Good travel reading July 27, 2008 This is my first Bill Bryson book, so I can't compare this book to his others. But I can say that I really enjoyed the sarcastic humor at the expense of middle America. Many authors try and fail to bring the same amount of wit to their books as Bill Bryson.
Bryson's journey took place in 1988, which makes the book a little dated. But you have to wonder how much less fun the trip would be with a cell phone, email, GPS and Yelp. It's a little depressing to read about how much had changed in this country in 1988, and realize that was 20 years ago.
Not the best of Bryson July 26, 2008 This just doesn't compare to his earlier two books, nor to his recent memoir. I thought Kerry Shale did a poor job of narrating and finding Bryson's pace. Bryson did a wonderful job of narrating his own memoir ("The Life and Times of the Thunderbolt Kid") and should insist upon doing the rest of his stories on CD.
The Lost Bryson June 23, 2008 Actually, 3.4 stars. I am always up for a good American road trip book and I have very much enjoyed Bill Bryson's other books. What I got was early Bryson before he found his heart and an America that was beginning to go to seed on its own indifferent overindulgences. If you have not read anything else by Bill Bryson, do not start with this. He got much better in a hurry and wrote some unmissable books, which you might not be inspired to go for if all you've read is this and ended up with a mild case of indigestion. And that would be a shame.
Anyway, in the late 1980's, Iowa native Bryson, who had spent his adult life to date living in England, returned stateside after his dad's death to rediscover America in much the same way his childhood vacations always went--a ramble by car through the heartland. He envisioned stopping in those small town motels with neon signs that had pots of flowers outside and a nice courtyard pool. He envisioned dining on decent local cuisine in a corner restaurant and later shambling about town on foot, discovering its pleasantries. He headed southeast from Des Moines on the first half of a figure eight shaped path that would hit 38 of the 48 contiguous states before he was done, in his mother's old Chevette. After a promising start in Pella, Iowa, things mostly don't go perfectly. He is often bored, the food and food service often not good, and he finds Americans mostly fat and leading unexamined lives while their heritage slips through their fingers.
Bryson makes a lot of bratty jokes and it is obvious he is writing more for his audience in England than here (when he describes the size of a place, for instance, he compares it to Shropshire). He reminds me of people who say they are licensed to tell Polish jokes because they are of Polish descent. That said, the reason I did not demote this more stars is that he was not wrong and not overly cruel about our unexamined lives circa 1987-88. Looking at his picture in time, America was an accident ready to happen. Now obesity is an epidemic, as is the wanton development and lack of municipal planning that has emptied our small towns and ringed our national parks and historic sites. It seemed to him then that we had lost an incredible amount of our cultural heritage already but for those of us who had progressively absorbed it daily without really paying attention, it is really hitting home now.

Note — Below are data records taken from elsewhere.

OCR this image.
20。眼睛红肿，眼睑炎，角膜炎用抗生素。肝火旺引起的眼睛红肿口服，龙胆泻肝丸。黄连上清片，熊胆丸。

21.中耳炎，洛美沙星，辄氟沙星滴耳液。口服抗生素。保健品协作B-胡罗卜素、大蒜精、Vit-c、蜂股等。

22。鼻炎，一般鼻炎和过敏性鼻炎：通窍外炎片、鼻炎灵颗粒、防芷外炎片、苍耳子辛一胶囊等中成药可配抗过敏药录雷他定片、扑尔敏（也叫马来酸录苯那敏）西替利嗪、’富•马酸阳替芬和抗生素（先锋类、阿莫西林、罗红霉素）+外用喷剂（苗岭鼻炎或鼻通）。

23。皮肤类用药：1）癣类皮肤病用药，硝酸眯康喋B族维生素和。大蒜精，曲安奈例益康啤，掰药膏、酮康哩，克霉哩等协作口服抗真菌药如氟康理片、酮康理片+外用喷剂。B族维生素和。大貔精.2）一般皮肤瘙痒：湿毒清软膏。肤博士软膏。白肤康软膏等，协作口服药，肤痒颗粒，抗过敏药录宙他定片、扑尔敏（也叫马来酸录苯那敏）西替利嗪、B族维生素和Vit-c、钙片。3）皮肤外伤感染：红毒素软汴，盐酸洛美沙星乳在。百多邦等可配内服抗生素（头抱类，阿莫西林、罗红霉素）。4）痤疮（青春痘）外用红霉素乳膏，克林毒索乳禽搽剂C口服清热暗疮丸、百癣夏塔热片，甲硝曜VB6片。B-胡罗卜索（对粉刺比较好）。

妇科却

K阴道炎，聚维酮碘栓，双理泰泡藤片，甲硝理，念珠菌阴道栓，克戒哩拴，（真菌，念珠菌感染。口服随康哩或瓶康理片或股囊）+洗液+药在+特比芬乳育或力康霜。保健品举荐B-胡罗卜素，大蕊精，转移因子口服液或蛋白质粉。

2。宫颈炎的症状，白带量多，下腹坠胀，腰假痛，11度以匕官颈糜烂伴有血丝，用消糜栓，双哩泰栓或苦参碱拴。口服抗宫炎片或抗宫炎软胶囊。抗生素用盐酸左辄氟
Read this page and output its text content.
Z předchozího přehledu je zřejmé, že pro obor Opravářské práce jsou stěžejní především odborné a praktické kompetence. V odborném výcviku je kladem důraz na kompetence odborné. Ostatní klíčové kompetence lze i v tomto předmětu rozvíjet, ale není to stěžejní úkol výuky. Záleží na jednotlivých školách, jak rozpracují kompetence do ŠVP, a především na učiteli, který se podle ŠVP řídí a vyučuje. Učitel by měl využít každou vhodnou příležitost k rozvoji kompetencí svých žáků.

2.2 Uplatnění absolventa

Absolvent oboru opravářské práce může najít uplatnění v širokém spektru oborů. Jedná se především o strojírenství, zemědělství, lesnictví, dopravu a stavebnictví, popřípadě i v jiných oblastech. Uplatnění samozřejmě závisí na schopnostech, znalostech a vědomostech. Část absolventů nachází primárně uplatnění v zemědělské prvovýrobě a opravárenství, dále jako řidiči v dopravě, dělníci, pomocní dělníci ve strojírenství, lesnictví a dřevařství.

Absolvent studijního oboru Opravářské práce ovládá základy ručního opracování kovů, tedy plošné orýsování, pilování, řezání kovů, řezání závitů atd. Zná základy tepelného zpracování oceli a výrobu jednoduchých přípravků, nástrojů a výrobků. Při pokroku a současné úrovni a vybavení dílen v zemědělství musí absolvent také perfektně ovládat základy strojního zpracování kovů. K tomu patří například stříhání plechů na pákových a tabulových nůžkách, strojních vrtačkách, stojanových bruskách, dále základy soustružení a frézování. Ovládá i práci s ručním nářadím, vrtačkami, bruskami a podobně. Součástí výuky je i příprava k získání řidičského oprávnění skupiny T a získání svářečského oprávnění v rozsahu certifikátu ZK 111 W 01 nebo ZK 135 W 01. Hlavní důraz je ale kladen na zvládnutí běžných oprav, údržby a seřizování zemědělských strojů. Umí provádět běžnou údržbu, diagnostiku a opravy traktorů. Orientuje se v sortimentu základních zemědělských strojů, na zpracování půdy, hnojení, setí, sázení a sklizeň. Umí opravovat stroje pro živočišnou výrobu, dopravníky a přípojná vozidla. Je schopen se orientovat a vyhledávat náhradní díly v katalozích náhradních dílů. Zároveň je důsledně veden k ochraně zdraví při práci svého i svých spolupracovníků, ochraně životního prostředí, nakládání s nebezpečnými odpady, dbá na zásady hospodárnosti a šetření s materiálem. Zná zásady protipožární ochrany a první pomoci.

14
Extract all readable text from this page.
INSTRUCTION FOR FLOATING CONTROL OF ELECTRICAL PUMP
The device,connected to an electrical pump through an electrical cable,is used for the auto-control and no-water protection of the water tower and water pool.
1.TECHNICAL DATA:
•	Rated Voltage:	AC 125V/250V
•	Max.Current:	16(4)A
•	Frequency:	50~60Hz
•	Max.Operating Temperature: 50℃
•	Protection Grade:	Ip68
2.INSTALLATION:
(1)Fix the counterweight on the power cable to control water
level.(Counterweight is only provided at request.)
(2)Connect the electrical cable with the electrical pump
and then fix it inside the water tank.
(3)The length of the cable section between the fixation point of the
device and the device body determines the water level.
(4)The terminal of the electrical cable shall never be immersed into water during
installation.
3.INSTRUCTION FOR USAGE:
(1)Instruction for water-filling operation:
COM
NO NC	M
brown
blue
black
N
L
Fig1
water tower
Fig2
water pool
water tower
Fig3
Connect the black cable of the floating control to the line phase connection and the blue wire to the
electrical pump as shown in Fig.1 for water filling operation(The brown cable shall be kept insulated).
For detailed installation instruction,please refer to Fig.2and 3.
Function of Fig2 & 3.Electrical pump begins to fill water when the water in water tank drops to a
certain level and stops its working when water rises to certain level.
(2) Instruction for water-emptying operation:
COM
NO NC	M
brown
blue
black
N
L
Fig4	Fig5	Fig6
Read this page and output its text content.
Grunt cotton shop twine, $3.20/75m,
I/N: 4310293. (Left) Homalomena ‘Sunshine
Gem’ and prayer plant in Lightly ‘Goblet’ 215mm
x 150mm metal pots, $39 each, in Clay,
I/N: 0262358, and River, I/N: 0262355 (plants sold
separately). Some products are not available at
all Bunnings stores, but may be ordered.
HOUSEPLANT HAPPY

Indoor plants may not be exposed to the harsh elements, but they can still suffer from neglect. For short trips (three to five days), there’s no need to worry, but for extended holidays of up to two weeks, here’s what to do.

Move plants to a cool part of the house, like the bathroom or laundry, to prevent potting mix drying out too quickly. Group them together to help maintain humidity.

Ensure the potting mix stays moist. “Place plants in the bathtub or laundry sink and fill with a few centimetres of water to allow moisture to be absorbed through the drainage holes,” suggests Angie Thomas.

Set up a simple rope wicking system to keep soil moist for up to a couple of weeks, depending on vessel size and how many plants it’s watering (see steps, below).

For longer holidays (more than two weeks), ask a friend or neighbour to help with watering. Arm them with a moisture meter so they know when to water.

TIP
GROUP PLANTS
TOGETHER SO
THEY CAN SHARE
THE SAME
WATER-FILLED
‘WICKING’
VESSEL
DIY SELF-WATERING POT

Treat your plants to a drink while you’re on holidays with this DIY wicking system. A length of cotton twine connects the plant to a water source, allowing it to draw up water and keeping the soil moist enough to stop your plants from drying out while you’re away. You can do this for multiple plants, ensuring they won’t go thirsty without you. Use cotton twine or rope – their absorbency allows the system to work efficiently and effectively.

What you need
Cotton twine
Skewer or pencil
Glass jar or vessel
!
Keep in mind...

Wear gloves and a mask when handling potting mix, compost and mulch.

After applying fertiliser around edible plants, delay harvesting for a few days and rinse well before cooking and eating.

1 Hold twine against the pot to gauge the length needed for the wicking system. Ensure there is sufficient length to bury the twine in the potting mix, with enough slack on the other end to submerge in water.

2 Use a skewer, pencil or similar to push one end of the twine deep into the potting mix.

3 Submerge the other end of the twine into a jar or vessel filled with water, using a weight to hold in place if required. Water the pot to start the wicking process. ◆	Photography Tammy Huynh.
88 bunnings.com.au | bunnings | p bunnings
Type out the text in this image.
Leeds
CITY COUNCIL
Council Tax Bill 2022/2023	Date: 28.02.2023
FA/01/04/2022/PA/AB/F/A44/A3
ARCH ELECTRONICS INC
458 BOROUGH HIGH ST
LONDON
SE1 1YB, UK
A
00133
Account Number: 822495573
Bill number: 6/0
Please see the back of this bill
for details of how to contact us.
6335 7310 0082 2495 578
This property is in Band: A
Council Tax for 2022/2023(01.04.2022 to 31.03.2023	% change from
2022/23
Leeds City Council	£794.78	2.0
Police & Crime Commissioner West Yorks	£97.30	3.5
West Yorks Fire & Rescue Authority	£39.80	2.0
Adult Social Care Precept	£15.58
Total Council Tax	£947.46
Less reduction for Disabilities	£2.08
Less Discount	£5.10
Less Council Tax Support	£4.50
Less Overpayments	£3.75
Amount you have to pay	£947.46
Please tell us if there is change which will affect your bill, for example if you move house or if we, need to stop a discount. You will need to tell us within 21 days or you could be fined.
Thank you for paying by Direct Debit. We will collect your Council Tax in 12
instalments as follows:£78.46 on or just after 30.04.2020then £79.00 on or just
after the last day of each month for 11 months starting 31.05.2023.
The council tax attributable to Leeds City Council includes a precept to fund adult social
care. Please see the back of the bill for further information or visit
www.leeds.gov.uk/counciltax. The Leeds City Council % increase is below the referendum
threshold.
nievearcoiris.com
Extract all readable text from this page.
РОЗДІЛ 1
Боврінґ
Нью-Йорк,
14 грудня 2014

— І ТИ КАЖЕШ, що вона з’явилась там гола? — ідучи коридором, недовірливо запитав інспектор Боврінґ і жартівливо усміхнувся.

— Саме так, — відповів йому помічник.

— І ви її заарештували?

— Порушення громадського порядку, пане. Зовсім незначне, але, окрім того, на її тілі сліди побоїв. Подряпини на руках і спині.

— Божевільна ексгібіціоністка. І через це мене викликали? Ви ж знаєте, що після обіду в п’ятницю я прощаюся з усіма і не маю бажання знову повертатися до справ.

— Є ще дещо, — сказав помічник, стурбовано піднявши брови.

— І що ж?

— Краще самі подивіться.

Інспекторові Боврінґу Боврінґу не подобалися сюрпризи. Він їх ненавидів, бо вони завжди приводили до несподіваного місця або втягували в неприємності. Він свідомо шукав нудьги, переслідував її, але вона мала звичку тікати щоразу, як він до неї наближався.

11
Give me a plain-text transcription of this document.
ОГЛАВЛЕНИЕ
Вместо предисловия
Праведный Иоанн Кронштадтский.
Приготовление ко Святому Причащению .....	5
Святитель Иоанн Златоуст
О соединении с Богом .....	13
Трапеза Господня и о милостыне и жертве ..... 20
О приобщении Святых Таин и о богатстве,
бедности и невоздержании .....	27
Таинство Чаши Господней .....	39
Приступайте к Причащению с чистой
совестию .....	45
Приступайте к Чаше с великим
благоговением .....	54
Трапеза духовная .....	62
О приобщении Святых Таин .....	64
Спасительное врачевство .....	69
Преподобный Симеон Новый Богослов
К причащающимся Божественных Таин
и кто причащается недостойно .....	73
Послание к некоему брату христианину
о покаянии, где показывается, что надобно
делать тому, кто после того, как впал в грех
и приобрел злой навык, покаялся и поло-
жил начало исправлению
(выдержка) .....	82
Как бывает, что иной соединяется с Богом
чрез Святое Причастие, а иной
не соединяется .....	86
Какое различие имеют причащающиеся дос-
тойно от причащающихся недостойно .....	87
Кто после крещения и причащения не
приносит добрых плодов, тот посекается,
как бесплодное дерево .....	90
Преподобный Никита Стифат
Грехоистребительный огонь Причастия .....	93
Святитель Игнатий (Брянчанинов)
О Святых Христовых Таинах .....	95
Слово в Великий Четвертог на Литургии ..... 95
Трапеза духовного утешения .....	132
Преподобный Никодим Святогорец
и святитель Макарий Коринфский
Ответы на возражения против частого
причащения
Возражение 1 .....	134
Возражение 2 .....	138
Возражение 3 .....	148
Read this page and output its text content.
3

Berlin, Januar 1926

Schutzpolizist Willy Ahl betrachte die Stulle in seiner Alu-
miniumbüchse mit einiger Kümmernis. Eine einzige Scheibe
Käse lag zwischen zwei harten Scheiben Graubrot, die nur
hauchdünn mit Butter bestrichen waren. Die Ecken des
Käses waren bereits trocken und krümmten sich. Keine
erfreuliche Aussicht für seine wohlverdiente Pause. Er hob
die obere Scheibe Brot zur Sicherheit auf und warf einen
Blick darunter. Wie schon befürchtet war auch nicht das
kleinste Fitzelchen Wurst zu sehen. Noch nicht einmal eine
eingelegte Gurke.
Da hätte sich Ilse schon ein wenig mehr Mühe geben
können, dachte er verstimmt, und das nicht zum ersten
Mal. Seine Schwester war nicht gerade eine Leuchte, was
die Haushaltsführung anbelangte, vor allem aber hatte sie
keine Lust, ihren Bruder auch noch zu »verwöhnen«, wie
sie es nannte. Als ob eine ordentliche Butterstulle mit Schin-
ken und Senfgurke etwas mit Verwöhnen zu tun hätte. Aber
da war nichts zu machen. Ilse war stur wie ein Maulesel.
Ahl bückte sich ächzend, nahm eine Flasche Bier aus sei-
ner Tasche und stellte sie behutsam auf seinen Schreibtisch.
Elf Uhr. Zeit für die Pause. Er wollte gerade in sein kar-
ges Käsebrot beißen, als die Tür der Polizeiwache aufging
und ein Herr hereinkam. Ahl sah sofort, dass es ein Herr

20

Read Another Bryson Book... June 6, 2008 1 out of 1 found this review helpful
Bill Bryson drives aimlessly around America by himself and complains. Not his best work. Anyone who tucks into chicken fried steak every night doesn't get to critique restaurants. If he bothered to study about any culture other than Anglo-American, he might enjoy some of the areas he traveled through. He manages to use racial terms I honestly have not heard in three decades.